Checking video availability at many geographical locations is key for understanding where the issue originated (the preparation stage, a third-party CDN or access network?) and will help in being able to mitigate future brand damage if the issue was not with the content provider.
"Having the data allows for negotiation with the CDN and access network providers—the worst possible situation is not knowing what to fix for the next major event," says Newton.
As the impact and root-cause knowledge becomes greater and more real-time, the case for more automation and self-healing video networks also becomes stronger. The good news is that this is also happening due to advances in the use of dynamic orchestration for cloud and virtualization (especially network functions virtualization [NFV]). As functions in the delivery chain become virtualized, they are evolving to have advanced control and configuration capabilities, as well as new scaling capabilities leaning towards micro-architecture-based services.
"Next-generation video services will be able to 'spin up' an encoder on demand for a new channel, or as a failover mechanism for an existing channel," says Newton. "It's also possible to dynamically deploy the necessary monitoring needed as a micro-ervice, so the orchestration system knows in real-time when something is wrong and can take the appropriate action. In reality, this means that real-time monitoring is becoming an essential part of the system – you can't take corrective action unless you know what's happening. Driving self-healing services from Twitter feedback is not really practical."
As Limelight's Kraus points out, CDN technology will improve and bandwidth capacity will increase. But the traffic is likely to increase fast as well, as audiences will grow.
"Advances in video compression can also help provide premium video quality at lower bitrates," says Thierry Fautier, VP, Video Strategy, Harmonic. He describes Harmonic's EyeQ, as a ‘live content-aware encoding technology' addressing this. The firm claims to have shown up to 50 percent bitrate reduction for OTT HD profiles while keeping 100 percent compliance with H.264.

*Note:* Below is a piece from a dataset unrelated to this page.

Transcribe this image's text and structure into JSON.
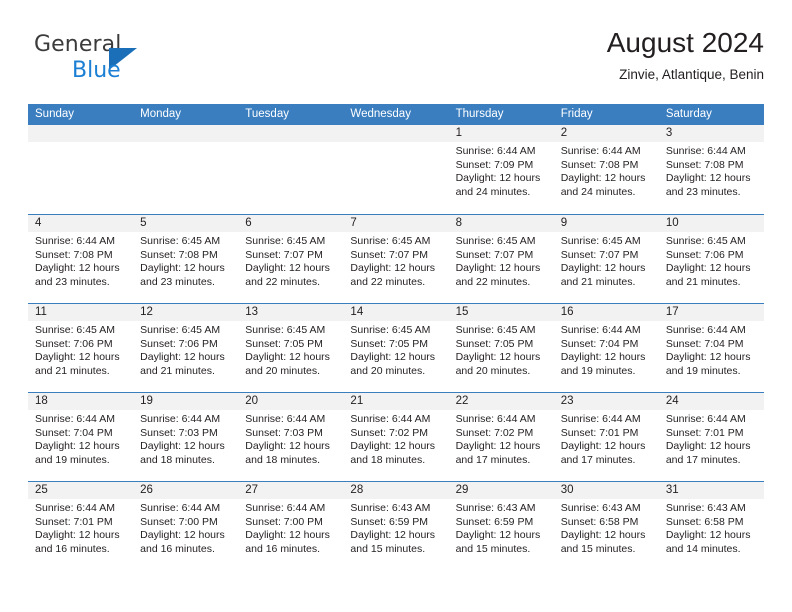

However, Fautier says, "today we see the limitations of the internet when traffic is just a few percent of broadcast. Unicast does not scale." He contends that the industry needs new techniques for live use cases, based on standards.
Peter Maag, CMO at Haivision agrees the market needs to drive towards standards-based broad scale low latency delivery. He cites emerging standards such as SRT (Secure Reliable Transport) developed by Haivision (for first mile and possibly CDN) and QUIC from Google (last mile).
"In my opinion, although still in development, today's internet is more capable to reach truly global audiences," Maag says. "With increases in quality, latency, and reliability throughout the workflow imminent, combined with the richness of content and the ubiquity, linear broadcast's days are numbered."
The DVB is also working on an ABR multicast protocol that can be deployed not only on managed networks, but also on the public internet. A standard should be available by early 2018 to cover those two use cases.
Fautier, who is part of the Ad Hoc Sub-Group of CM-AVC (which is tasked with defining the Commercial Requirements for ABR Multicast), says "ABR streaming delivered over the top on managed networks is based on unicast technology, making it difficult to scale for live applications. To resolve this issue, the DVB has decided to develop a specification that will enable ABR multicast distribution via any bidirectional IP network, including telco, cable, and mobile."